Trotz intensivmedizinischer Behandlung verläuft diese Infektion bei 40 Prozent
der Patienten tödlich. In Deutschland sterben jährlich etwa 80 000 Menschen
daran. „Damit ist die Sepsis als Todesursache genauso häufig wie der
Herzinfarkt“, erklärt Professor Konrad Reinhart (56), Vorsitzender der
deutschen Sepsis-Gesellschaft und Direktor der Klinik für Anästhesiologie und
Intensivmedizin der Uni-Klinik in Jena.
Eine Blutvergiftung
kann als Komplikation bei allen Infektionskrankheiten auftreten – häufigster
Auslöser ist eine Lungenentzündung gefolgt von Entzündungen im Bauchraum und
Harnwegsinfekten. „Aber schon ein
vereiterter Zahn kann ein Grund sein“, so Professor Reinhart.
Auch Loki Schmidt
(85), Gattin von Alt-Kanzler Helmut Schmidt, erlitt im Juli eine Blutvergiftung
nach einem Harnwegsinfekt und musste ins Krankenhaus. Schauspieler Hans Clarin
(74) hatte vor drei Jahren nach einer Stimmbandoperation eine schwere
Blutvergiftung, musste mehrere Wochen im künstlichen Koma beatmet werden.
Bei der Sepsis
schafft es der Körper nicht, Krankheitserreger bereits am Infektionsherd zu
bekämpfen.
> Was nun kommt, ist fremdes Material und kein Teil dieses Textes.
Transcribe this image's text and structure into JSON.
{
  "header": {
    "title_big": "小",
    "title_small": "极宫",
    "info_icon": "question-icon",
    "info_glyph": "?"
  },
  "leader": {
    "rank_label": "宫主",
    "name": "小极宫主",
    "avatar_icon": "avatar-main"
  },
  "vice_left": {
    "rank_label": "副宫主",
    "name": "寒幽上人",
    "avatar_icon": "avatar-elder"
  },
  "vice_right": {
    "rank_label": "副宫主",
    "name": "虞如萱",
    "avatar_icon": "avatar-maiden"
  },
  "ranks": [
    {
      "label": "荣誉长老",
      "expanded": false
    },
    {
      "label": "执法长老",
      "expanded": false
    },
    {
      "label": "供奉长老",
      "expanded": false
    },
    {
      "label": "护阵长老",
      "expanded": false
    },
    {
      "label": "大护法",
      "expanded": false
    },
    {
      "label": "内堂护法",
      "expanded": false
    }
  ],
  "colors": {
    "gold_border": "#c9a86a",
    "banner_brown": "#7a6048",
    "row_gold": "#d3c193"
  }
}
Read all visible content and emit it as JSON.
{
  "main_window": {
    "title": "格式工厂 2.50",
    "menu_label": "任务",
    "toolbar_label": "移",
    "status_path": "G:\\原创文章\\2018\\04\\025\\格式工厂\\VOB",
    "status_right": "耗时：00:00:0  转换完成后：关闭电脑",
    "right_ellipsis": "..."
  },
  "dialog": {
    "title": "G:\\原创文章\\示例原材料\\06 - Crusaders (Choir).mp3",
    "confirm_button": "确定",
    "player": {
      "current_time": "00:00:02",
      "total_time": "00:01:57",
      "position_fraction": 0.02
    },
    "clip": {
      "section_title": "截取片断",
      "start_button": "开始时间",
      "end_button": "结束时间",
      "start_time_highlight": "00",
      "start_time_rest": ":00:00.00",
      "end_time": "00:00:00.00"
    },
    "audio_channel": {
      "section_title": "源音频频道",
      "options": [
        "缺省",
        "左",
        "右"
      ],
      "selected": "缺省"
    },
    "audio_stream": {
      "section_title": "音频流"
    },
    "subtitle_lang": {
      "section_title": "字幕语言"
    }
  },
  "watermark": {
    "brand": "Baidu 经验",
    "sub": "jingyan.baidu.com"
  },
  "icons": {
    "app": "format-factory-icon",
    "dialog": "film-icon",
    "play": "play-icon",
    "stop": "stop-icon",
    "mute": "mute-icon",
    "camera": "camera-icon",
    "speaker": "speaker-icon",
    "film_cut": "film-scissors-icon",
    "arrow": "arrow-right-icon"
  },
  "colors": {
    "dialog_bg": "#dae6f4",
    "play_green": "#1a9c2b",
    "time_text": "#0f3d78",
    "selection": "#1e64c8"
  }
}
Folge: sie beginnen zu wandern. Ihre Gifte lösen Entzündungen im
ganzen Körper aus, eine fatale Kettenreaktion beginnt. Wird nicht sofort
eingegriffen, kommt es zu einem septischen Schock: der Kreislauf bricht
zusammen, Nieren, Lunge und Leber versagen. „Ähnlich wie bei der Behandlung
eines Herzinfarkts zählt jede Minute“, so Professor Reinhart.
Eine Sepsis muss im
Krankenhaus behandelt werden. Die Entzündung wird mit hochdosierten
Antibiotika bekämpft, und der Entzündungsherd – wenn möglich – entfernt. Wenn
bereits Organe in Mitleidenschaft gezogen sind, brauchen die Patienten die
Intensivmedizin: - künstliche Beatmung, Blutwäsche, Flüssigkeitsausgleich,
Blutkonserven -, bis die Antibiotika-Therapie greift
und Kreislauf und Sauerstoffversorgung wiederhergestellt sind.
Das Problem: häufig
wird die Sepsis nicht rechtzeitig erkannt, weil die Warnzeichen auch auf andere
Erkrankungen hindeuten können. Bei der Blutvergiftung wird der Körper nicht
mehr mit ausreichend Sauerstoff versorgt, und es zeigen sich folgende Symptome:
-
der Betroffene
ist verwirrt,
-
der Pulsschlag
misst über 100 Schläge in der Minute,
-
die Atmung
wird schwerer,
-
die Atmung
wird schneller,
-
der Blutdruck
sinkt,
-
der Betroffene
fühlt sich schwer krank.
„Wer während eines
Infekts diese Symptome aufweist, sollte sofort den Notarzt rufen“, betont
Professor Reinhart.
Ulf Erfurt (40)
hatte das Glück, dass die behandelnden Ärzte im Jenaer Universitätsklinikum
richtig reagierten. Im April dieses Jahres war er mit Unterbauchschmerzen ins
Krankenhaus eingewiesen worden: Zwerchfelldurchbruch. Nach einer Notoperation
verschlechterten sich seine Blutwerte, und mit jedem Tag fühlte er sich
elender. Die Ärzte stellten auch bei ihm eine Sepsis fest. Ulf Erfurt lag 15
Tage im künstlichen Koma. Aber seine Organe arbeiteten weiter. „Jetzt geht es
mir langsam wieder besser“, sagt er vier Monate später. Und Professor Reinhart
macht ihm Mut: „Auch wenn die Krankheit sehr schwer verläuft, die meisten
Patienten können sich wieder vollständig erholen“.